No fue allí el encuentro de los cruzados con el rey, habrá sido allá abajo, al otro lado del estuario, pero lo que Raimundo Silva busca, si la expresión tiene sentido, es una impresión de tangibilidad visual, algo que no sabría definir, que, por ejemplo, podría haber hecho de él ahora mismo un soldado moro mirando las siluetas de los enemigos y el brillo de las espadas, pero que, en este caso, por un escondido camino mental, espera recibir, en demostrativa evidencia, el dato que al relato le falta, es decir, la causa indiscutible de que se marcharan los cruzados después de su rotundo No. El viento empuja y vuelve a empujar a Raimundo Silva, lo obliga a agarrarse a las almenas para mantener el equilibrio. En un momento dado, el corrector experimenta una sensación fuerte de ridículo, tiene consciencia de su postura escénica, mejor dicho, cinematográfica, la gabardina es manto medieval, el pelo suelto plumas, y el viento no es viento, sino corriente de aire producida por una máquina. Y es en ese preciso instante, cuando de una cierta manera se volvió inocente e indefenso por la ironía contra sí mismo dirigida, surgió en su espíritu, finalmente claro y también irónico, el motivo tan buscado, la razón del No, la justificación última e irrefutable de su atentado contra las históricas verdades. Ahora Raimundo Silva sabe por qué se negaron los cruzados a auxiliar a los portugueses a cercar y tomar la ciudad, y va a volver a casa para escribir la Historia del Cerco de Lisboa.

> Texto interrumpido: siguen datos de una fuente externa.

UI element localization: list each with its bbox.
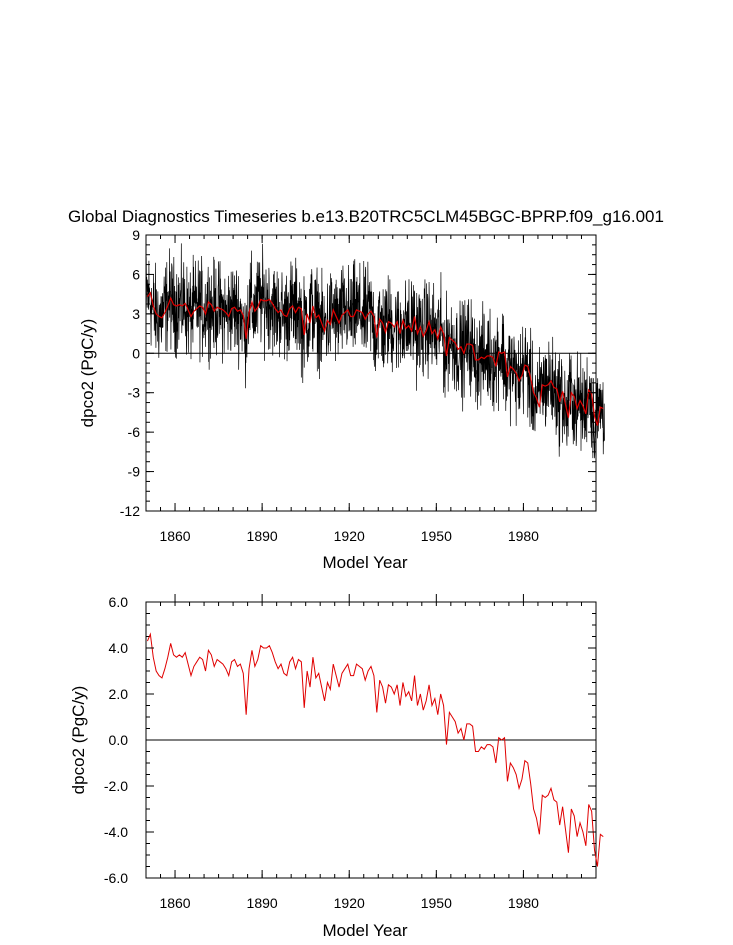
bottom-y-axis: -6.0 -4.0 -2.0 0.0 2.0 4.0 6.0 <box>104 594 596 886</box>
bottom-y-tick-label: 4.0 <box>109 640 129 656</box>
top-y-tick-label: 0 <box>132 345 140 361</box>
top-panel: -12 -9 -6 -3 0 3 6 9 1860 1890 1920 1950… <box>78 227 605 572</box>
bottom-y-tick-label: -2.0 <box>104 778 128 794</box>
top-x-axis-title: Model Year <box>322 553 407 572</box>
top-y-tick-label: 6 <box>132 266 140 282</box>
bottom-x-axis: 1860 1890 1920 1950 1980 <box>159 594 539 911</box>
bottom-annual-series-line <box>146 632 604 867</box>
top-x-tick-label: 1860 <box>159 528 190 544</box>
top-x-axis: 1860 1890 1920 1950 1980 <box>159 235 539 544</box>
top-x-tick-label: 1890 <box>247 528 278 544</box>
figure-title: Global Diagnostics Timeseries b.e13.B20T… <box>68 207 664 226</box>
top-y-axis: -12 -9 -6 -3 0 3 6 9 <box>120 227 596 519</box>
bottom-y-tick-label: 2.0 <box>109 686 129 702</box>
top-y-tick-label: -3 <box>128 385 141 401</box>
top-y-tick-label: 3 <box>132 306 140 322</box>
top-y-tick-label: -12 <box>120 503 140 519</box>
top-y-tick-label: -9 <box>128 464 141 480</box>
bottom-x-axis-title: Model Year <box>322 921 407 940</box>
bottom-y-tick-label: 0.0 <box>109 732 129 748</box>
top-x-tick-label: 1950 <box>421 528 452 544</box>
bottom-x-tick-label: 1980 <box>508 895 539 911</box>
top-y-tick-label: -6 <box>128 424 141 440</box>
bottom-y-tick-label: -4.0 <box>104 824 128 840</box>
top-y-axis-title: dpco2 (PgC/y) <box>78 319 97 428</box>
bottom-x-tick-label: 1950 <box>421 895 452 911</box>
top-x-tick-label: 1920 <box>334 528 365 544</box>
bottom-y-tick-label: 6.0 <box>109 594 129 610</box>
bottom-y-tick-label: -6.0 <box>104 870 128 886</box>
bottom-y-axis-title: dpco2 (PgC/y) <box>69 686 88 795</box>
bottom-panel: -6.0 -4.0 -2.0 0.0 2.0 4.0 6.0 1860 1890… <box>69 594 604 940</box>
top-y-tick-label: 9 <box>132 227 140 243</box>
top-x-tick-label: 1980 <box>508 528 539 544</box>
top-annual-series-line <box>146 291 604 426</box>
bottom-x-tick-label: 1920 <box>334 895 365 911</box>
bottom-x-tick-label: 1860 <box>159 895 190 911</box>
top-monthly-series-line <box>145 243 605 459</box>
bottom-x-tick-label: 1890 <box>247 895 278 911</box>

Dice la Historia del Cerco de Lisboa, la otra, que fue alborozo extremo entre los cruzados cuando hubo noticia de que venía el rey de Portugal para dar a conocer las propuestas con que pretendía atraer a la empresa a los esforzados combatientes que a Tierra Santa habían apuntado sus designios rescatadores, y dice también, fundamentándolo en la providencial fuente osbérnica, aunque no de Osberno, que casi todo aquel personal, ricos y pobres, así lo refiere explícitamente, oyendo que se aproximaba Don Afonso Henriques le fueron al encuentro festivamente, se entiende que sí, o sería que se quedaron a la espera, sin más, que tal es lo que acontece siempre en ayuntamientos de ésos, es decir, que en el resto de Europa, cuando viene el rey, corren todos a acortarle el camino, a recibirlo con palmas y vivas. Por suerte, esta explicación nos fue dada prestamente, morigeradora de las vanidades nacionales, no fuésemos a imaginar, ingenuamente, que los europeos de aquel tiempo, como los de ahora, ya se dejaban mover y conmover desmedidamente por un rey portugués, para colmo más de tan fresca data, porque viene ahí en su caballo con una tropa de gallegos como él, hidalgos unos, otros eclesiásticos, todos rústicos y poco instruidos. Quedamos sabiendo pues que la institución real aún tenía entonces prestigios bastantes para hacer salir a la gente a la calle, diciéndose unos a otros, Vamos a ver al rey, vamos a ver al rey, y el rey es este barbudo que huele a sudor, de armas sucias, y los caballos no pasan de acémilas peludas, sin raza, que a la batalla más van para morir que para florituras de alta escuela, pero, pese a ser todo en definitiva tan poco, no se debe perder la oportunidad, porque un rey que viene y va nunca se sabe si vuelve.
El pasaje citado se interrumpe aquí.